The local Chamber of Commerce noted that this was only a short-term solution for the problem and that businesses hope to be on a better labor footing by spring.
“Our hope is to bridge this gap,” explained Folsom Chamber of Commerce CEO Joe Gagliardi in a CBS interview. “It’s really a short-term solution where people who have time and are committed to the community want to help. We are not talking about people that are working for free, we are talking about people who have time on their hands that they might be able to allocate that to some of our businesses.”
The Folsom labor shortage plan
However, despite early signs of success in the program, many labor experts say that the Folsom plan will likely not be sustainable for very long.
“The people who they are targeting, to work out of a sense of civic duty, are some of the least likely to want to do it,” said Sandy Allerton, a former labor union leader who now advises cities on attracting workers, to the Globe on Friday. “First there are teenagers. Now, these types of low-paying jobs used to be their bread and butter.”
“While many still work in them now, it has not been the same since before the Great Recession over a decade ago. When many adults were out of work and retirees didn’t retire, they boxed out teens from working, and this mistrust has been passed from Millennials to Gen Z. Both groups are also demanding better wages and not wanting to work in a hostile place, like at service jobs where they are yelled at customers. Contrary to popular belief, it’s not a lazy thing. Many honestly want to work and are finding online alternates to food service and retail, or are using the opportunity to explore possible career options by work part-time in trades or more desirable jobs. They are also being hired out fast, as teen employment hit its highest percentage since 1953 this year.”
“Then there are retirees. This one makes more sense, as many lost valuable working years during the Great Recession and need the cash, but the ones who need it due to the Great Recession or Pandemic are already there working, like teens. And, like teens, they are being highly desired this year, with many unretiring at record levels.”
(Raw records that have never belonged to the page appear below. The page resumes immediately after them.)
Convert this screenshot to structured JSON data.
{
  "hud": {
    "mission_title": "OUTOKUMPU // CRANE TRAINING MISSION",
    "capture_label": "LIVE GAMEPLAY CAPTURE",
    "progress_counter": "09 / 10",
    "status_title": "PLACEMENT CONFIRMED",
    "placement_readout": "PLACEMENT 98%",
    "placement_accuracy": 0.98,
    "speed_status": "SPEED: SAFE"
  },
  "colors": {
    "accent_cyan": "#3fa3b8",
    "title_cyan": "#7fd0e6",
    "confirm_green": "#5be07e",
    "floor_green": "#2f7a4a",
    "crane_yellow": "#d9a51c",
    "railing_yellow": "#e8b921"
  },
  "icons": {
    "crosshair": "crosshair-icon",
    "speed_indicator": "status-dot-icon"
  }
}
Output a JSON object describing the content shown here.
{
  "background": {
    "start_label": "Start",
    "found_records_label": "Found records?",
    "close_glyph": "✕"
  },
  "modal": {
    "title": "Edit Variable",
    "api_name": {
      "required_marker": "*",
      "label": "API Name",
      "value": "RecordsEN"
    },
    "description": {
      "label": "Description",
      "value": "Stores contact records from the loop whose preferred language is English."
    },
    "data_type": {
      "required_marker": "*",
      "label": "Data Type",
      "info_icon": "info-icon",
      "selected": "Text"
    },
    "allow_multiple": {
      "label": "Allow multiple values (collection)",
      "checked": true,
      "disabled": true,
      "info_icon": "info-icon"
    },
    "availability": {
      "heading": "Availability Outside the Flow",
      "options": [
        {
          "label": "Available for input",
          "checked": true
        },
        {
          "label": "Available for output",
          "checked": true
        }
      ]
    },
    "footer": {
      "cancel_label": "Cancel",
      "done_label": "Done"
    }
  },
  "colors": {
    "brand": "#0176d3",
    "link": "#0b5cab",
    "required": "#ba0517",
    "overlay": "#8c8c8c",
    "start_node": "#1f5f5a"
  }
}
“Finally there are the stay-at-home parents. They’ll probably be enticed with extra holiday money due to being in largely one income households, but even then we’re not looking at them staying for a full six months. They’ll be there through January when school starts up again. Then they’ll need specialized hours again due to the schedule of their kids, and a lot of businesses are just not letting people pick when they want to work still. They’re still on shift schedules, and many parents want flexibility.”
“Folsom has good intentions, but businesses need to be wiling to pay higher wages, offer better benefits, and allow workers to work when they want to. And a lot of businesses just don’t want to change or can’t change to meet these new post-COVID work demands. Most people fell in love with working at home or working their own hours or getting non-minimum wage pay during the pandemic. And they aren’t giving that up.”
For Folsom and other Californian cities looking for ways to bridge the labor gap, the focus on teens, retirees, and stay-at-home parents is showing progress for now. But many are holding off as they see just how long this can last, a a more-long term solution may be needed next year.